Aplicou-se o Teste de CUSUM (soma cumulativa dos resíduos de MQO) e o Algoritmo de Bai-Perron para caçar e isolar inflexões matemáticas na tendência temporal. Concomitantemente, isolou-se as variações de padrão cíclico anual pelo estimador seasonal_decompose (médias móveis de 12 meses).

3. Descobertas: Quebra Estrutural e o Eixo Asiático

O rigor matemático de Bai-Perron localizou um abalo sísmico exato: Maio de 2016 (p-valor < 0.05 no Cusum). Anterior a essa data, o histórico de SC oscilou dramaticamente. Sofreu tombos terríveis em 2005/2007 (restrições russas por focos de febre aftosa longevos) e na crise subprime de 2009.

A partir do "ponto de quebra" demarcado, observou-se o bull market da proteína (um hipercrescimento da base exportadora). A entrada massiva da China na pauta de destinos salvou a estrutura. O estopim final deu-se após o 2º semestre de 2018, quando a China teve seus rebanhos internos devastados pela Peste Suína Africana, devorando as prateleiras refrigeradas catarinenses.

A pandemia da COVID-19 em 2020 não conseguiu sufocar a rampa de expansão (apresentando apenas instabilidade curta). Já entre 2022 e 2023, o Japão e Filipinas agregaram novos volumes bilionários, diversificando os clientes do estado para além da potência chinesa.

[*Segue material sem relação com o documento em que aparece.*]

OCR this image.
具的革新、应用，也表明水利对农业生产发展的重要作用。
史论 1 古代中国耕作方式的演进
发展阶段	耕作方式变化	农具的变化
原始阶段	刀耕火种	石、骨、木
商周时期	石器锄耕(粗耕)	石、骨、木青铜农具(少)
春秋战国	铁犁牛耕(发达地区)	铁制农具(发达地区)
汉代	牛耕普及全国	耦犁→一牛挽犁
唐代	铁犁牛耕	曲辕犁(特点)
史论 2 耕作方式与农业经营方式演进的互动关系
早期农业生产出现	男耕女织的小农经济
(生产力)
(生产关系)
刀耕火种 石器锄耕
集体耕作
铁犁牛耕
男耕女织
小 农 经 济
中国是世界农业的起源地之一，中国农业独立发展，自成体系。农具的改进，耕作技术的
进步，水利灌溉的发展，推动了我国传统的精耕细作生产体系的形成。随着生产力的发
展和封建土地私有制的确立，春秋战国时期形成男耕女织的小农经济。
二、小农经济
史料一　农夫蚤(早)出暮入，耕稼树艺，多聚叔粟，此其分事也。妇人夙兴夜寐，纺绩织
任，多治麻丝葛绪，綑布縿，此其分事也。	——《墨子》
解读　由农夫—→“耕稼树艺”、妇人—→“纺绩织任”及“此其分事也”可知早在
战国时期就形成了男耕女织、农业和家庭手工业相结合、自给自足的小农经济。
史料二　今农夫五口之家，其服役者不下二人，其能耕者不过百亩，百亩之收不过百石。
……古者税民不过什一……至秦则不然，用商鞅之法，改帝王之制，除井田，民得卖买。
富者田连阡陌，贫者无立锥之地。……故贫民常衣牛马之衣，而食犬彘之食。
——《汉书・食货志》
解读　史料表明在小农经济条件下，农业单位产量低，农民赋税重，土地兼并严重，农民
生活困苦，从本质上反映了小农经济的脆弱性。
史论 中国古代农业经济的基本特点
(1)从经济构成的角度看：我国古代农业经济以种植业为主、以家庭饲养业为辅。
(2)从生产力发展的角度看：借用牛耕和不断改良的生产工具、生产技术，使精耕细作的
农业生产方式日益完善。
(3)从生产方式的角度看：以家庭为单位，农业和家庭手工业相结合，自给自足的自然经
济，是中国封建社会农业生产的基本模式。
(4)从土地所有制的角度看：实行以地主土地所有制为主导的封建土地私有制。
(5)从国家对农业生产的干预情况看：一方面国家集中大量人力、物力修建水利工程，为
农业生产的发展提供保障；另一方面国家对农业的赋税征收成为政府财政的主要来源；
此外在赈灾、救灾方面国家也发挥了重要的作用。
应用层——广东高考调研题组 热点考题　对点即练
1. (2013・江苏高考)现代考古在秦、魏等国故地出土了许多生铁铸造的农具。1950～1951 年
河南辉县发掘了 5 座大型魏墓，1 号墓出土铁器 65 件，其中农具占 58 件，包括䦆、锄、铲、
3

4. O Padrão Sazonal Histórico

O filtro do algoritmo de sazonalidade revelou uma curva estatística elegante com comprimento estrito de 12 meses:

Esse fenômeno decorre da complexa logística naval asiática. Considerando o tempo de navegação interoceânico de SC à Ásia (~35 dias), a China impulsiona freneticamente a formação física de estoques a partir do meio do ano, preparando-se para a hiperdemanda social do Ano Novo Chinês (janeiro/fevereiro), paralisando novas importações no último trimestre.

5. Conclusões e Gestão de Riscos

Santa Catarina logrou êxito em alicerçar-se no mercado mundial via eficiência técnica familiar. Contudo, os testes econométricos evidenciam o principal risco inerente à matriz: a concentração predatória e perigosa da carteira em poucos "países clientes" (Rússia antigamente, China atualmente).

Qualquer bloqueio sanitário arbitrário, recuperação do rebanho interno oriental, ou retaliação diplomática tem o poder de despencar as curvas de tendência em 30 dias. Desta forma, impera a máxima de política estatal de incentivar o fomento e a diversificação portuária agressiva rumo a novos parceiros asiáticos (Vietnã, Coréia) como "seguro natural" das gigantescas indústrias agroalimentares do estado.

Referências

CEPA/EPAGRI. Sínteses Anuais da Agricultura de Santa Catarina (2005 a 2024). Florianópolis.

KRUGMAN, P.R.; WELLS, R. (2023). Introdução à Economia. 6. ed. Gen Atlas.

SHIKIDA, C., et al. (2016). Análise de quebras estruturais na série do preço do boi gordo. Economia Aplicada.